Pflegeneuordnungsgesetz

Pflegereform: Notwendige Maßnahmen, aber Lasten ausgewogener verteilen

Am 9. Juni 2026 findet die Fachanhörung zum Pflegeneuordnungsgesetz (PNOG) im Bundesministerium für Gesundheit statt. Dazu erläutert Ulrike Elsner, Vorstandsvorsitzende des Verbandes der Ersatzkassen e. V. (vdek):

„Die soziale Pflegeversicherung (SPV) hat ein großes Defizit. Allein in diesem Jahr fehlt mindestens eine Milliarde Euro inklusive der Darlehen des Bundes. Für das kommende Jahr fehlen nach jetzigem Stand schon 7,6 Milliarden Euro und im Jahr 2028 sogar 15,4 Milliarden Euro. Mit dem PNOG nimmt Gesundheitsministerin Nina Warken eine unausweichliche Kurskorrektur vor, um die Pflegeversicherung zukunftsfest zu machen. Es ist richtig, Versicherte mit erheblichem Pflegebedarf und die Prävention in den Fokus zu nehmen. Doch der Gesetzentwurf ist aktuell noch unausgewogen, da der Bund komplett außen vor bleibt. Die Folgen sind hohe Belastungen für Pflegebedürftige und Beitragszahlende – vor allem durch die geplante zeitliche Streckung der Zuschüsse für Pflegeheimbewohnende und den Anstieg der Beitragsbemessungsgrenze. Hier muss dringend nachgesteuert werden.

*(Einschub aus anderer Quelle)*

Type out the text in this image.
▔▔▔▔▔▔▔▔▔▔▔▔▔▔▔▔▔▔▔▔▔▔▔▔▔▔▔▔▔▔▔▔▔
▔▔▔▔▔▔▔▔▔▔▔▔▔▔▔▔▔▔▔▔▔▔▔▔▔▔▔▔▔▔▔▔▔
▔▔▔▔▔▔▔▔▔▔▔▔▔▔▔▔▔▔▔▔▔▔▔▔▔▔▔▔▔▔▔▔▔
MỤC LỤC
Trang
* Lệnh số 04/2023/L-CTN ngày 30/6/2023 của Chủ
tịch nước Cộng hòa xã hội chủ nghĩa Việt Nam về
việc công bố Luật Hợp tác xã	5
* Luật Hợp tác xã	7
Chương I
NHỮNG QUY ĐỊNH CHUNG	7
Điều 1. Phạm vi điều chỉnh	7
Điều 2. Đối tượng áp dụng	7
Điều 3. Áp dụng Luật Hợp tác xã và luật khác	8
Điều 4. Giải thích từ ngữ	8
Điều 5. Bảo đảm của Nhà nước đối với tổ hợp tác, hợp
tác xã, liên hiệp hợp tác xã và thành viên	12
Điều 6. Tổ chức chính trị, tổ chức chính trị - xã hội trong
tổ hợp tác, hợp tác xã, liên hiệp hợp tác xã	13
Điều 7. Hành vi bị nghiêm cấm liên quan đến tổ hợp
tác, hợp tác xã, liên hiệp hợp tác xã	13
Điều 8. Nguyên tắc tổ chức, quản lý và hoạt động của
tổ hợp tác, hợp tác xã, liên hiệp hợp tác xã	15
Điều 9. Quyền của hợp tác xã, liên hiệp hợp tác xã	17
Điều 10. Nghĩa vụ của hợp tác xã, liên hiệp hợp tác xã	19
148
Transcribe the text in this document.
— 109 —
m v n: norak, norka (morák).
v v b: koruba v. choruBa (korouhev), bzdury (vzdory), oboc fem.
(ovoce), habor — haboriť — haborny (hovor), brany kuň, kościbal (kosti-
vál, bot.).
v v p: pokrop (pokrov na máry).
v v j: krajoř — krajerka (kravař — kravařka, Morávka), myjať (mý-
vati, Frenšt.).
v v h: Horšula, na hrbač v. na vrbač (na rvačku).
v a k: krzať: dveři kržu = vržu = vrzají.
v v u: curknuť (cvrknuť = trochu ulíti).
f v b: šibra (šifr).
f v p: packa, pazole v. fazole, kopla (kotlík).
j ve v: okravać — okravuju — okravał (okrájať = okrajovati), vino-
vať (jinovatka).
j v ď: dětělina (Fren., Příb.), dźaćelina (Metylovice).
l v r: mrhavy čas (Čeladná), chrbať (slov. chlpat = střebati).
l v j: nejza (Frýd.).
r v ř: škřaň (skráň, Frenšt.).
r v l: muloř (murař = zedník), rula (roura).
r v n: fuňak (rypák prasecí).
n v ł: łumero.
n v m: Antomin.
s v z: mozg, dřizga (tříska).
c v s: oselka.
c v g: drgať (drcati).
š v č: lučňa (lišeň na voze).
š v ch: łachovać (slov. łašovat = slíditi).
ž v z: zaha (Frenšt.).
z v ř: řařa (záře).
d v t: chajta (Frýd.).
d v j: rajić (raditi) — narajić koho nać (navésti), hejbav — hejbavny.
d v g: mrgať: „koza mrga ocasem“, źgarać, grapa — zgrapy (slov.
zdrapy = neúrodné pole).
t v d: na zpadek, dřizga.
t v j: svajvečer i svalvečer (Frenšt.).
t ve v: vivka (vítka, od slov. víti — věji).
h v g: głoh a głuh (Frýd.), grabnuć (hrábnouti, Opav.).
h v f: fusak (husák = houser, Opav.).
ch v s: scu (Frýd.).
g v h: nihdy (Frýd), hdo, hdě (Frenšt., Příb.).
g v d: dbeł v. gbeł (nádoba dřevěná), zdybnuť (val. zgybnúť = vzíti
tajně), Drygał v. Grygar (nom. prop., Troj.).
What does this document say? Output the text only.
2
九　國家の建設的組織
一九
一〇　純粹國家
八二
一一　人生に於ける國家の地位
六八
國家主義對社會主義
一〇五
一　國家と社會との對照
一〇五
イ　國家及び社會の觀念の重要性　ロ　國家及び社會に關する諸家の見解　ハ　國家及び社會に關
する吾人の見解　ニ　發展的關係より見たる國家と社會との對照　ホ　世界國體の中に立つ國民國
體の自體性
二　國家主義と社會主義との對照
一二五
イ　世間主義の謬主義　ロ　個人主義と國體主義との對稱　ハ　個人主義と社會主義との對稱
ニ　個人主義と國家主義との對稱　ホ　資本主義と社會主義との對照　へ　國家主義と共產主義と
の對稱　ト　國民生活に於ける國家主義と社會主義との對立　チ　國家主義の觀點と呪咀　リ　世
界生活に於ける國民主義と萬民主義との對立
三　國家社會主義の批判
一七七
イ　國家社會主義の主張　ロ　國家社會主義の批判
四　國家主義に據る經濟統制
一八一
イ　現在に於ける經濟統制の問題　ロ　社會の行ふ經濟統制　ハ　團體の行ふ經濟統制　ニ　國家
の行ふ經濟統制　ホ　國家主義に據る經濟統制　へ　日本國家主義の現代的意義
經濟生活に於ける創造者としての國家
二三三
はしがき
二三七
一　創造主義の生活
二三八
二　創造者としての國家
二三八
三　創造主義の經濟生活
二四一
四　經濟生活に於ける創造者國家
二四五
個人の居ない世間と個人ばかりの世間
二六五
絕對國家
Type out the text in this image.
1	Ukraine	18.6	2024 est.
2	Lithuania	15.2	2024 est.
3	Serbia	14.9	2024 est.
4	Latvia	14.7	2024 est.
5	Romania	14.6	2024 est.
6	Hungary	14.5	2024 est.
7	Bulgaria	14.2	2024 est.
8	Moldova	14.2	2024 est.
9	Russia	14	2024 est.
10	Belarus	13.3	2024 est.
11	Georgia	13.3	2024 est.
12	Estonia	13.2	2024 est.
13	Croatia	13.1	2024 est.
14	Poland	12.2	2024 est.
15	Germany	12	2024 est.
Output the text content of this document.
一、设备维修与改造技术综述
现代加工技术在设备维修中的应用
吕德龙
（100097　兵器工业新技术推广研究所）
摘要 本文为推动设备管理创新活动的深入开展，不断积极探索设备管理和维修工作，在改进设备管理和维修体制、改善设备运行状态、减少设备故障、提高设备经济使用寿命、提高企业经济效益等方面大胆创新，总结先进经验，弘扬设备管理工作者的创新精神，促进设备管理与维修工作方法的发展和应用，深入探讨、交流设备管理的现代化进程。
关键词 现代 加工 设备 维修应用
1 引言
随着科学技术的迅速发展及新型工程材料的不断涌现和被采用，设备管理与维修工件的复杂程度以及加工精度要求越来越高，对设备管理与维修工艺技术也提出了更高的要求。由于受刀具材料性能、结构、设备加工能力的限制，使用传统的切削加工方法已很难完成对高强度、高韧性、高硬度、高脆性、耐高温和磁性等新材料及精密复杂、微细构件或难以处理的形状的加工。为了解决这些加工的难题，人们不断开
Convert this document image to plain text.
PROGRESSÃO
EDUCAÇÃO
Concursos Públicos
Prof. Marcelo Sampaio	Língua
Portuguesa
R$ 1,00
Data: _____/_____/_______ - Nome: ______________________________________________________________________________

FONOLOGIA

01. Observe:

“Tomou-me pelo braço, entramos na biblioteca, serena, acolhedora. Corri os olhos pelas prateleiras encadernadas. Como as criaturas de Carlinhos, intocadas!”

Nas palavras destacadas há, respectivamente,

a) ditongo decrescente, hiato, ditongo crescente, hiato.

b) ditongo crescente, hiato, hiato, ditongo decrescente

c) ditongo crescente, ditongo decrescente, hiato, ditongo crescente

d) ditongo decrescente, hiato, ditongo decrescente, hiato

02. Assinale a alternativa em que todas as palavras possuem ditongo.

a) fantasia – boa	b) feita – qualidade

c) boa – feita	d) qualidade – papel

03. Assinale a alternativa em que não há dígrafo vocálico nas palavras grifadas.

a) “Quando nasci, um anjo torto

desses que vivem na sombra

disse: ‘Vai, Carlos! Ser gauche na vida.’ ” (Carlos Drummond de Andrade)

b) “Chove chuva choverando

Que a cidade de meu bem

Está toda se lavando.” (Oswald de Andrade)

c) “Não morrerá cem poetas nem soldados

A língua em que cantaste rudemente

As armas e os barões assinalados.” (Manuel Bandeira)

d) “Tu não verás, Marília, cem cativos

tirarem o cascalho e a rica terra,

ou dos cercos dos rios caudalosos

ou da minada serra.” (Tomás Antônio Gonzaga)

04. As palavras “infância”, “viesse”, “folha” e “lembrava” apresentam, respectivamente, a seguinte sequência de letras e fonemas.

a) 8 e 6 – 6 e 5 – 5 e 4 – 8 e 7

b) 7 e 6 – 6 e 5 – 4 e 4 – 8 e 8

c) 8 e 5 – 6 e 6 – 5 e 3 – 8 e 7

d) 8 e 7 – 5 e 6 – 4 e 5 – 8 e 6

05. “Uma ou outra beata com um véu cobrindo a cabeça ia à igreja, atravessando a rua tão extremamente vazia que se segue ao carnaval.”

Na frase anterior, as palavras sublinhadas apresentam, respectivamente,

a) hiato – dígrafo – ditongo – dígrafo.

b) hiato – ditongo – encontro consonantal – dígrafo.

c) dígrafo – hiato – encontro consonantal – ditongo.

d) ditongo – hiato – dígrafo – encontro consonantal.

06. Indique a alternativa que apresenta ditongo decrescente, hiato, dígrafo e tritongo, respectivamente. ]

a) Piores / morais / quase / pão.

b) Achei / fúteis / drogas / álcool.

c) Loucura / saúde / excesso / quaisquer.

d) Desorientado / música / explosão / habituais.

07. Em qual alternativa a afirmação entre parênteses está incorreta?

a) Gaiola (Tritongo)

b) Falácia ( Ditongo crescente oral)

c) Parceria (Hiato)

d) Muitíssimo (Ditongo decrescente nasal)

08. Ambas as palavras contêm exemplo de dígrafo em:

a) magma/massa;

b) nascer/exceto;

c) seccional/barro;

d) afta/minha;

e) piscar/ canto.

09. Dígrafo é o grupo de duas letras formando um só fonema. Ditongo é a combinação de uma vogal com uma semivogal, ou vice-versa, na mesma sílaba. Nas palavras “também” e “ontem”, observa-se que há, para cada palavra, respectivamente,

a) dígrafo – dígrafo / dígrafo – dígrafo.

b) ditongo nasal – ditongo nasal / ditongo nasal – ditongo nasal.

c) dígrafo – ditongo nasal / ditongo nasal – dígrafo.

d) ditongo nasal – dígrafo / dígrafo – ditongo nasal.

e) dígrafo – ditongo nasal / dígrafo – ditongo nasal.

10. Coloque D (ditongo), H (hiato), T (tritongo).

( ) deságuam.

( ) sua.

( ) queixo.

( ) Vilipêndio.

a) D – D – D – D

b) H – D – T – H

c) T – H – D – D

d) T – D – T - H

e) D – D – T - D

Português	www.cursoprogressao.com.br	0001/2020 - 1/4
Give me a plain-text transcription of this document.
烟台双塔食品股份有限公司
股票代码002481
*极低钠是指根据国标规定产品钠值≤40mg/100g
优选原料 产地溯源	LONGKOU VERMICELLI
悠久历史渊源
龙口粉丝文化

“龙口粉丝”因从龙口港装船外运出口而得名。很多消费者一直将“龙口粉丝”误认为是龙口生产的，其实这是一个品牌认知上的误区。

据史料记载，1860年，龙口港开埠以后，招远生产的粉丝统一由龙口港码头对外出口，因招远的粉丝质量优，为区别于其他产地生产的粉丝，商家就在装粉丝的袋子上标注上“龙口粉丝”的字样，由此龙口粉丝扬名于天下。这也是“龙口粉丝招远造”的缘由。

Kürzung der Rentenbeiträge für pflegende Angehörige zurücknehmen

Es ist ein völlig falsches Signal, wenn die gesellschaftlich so wichtige Pflege durch An- und Zugehörige durch die Senkung ihrer Rentenversicherungsbeiträge unattraktiver gestaltet werden soll. Diese Maßnahme trifft in erheblichem Maße Frauen, die ohnehin wegen der Kindererziehung oft geringere Rentenversicherungszeiten aufweisen.

Zudem muss der Staat die Beiträge der Renten- und Arbeitslosenversicherung für pflegende Angehörige ausgleichen, die die SPV auftragsweise für den Staat übernimmt. Das sind sechs bis sieben Milliarden Euro jährlich für 2027 bis 2030. Zudem muss der Staat endlich seine Coronaschulden in Höhe von 5,2 Milliarden Euro begleichen.

Unverständlich ist auch, warum die private Pflegeversicherung mit Versicherten mit einem strukturell geringeren Pflegerisiko, niedrigeren Beiträgen und hohen Rücklagen außen vor bleibt. Aus Sicht der Ersatzkassen wäre es sinnvoll, hier einen Solidarausgleich einzuführen. Das würde die SPV um weitere zwei Milliarden Euro jährlich entlasten.

Gut: Dynamisierung der Leistungsbeträge

Gut ist, dass mit der geplanten Dynamisierung der Leistungsbeträge eine langjährige Forderung der Ersatzkassen umgesetzt werden soll. Diese Entlastungsmaßnahme für Pflegebedürfte soll 2028 regelhaft auf Basis der Inflationsrate erfolgen. Dass die Schwellenwerte zur Feststellung des Pflegegrades grundsätzlich angepasst und Pflegegrade häufiger befristet werden sollen, halten wir für sachgerecht und entspricht dem Ziel, Pflegeleistungen passgenau an den Bedarfen auszurichten.

Zu den richtigen Vorhaben des Gesetzes zählen auch die Überführung verschiedener Leistungen in neue ambulante Sach- und Entlastungsbudgets, die zu einer besseren Zielgenauigkeit und mehr Entscheidungsfreiheit der Pflegebedürftigen führen. Ebenso unterstützen wir die Einführung eines verpflichtenden Pflege-Cockpits als Online-Plattform für Versicherte und die mit dem Digitalpakt Pflege beabsichtigte Digitalisierungsoffensive.”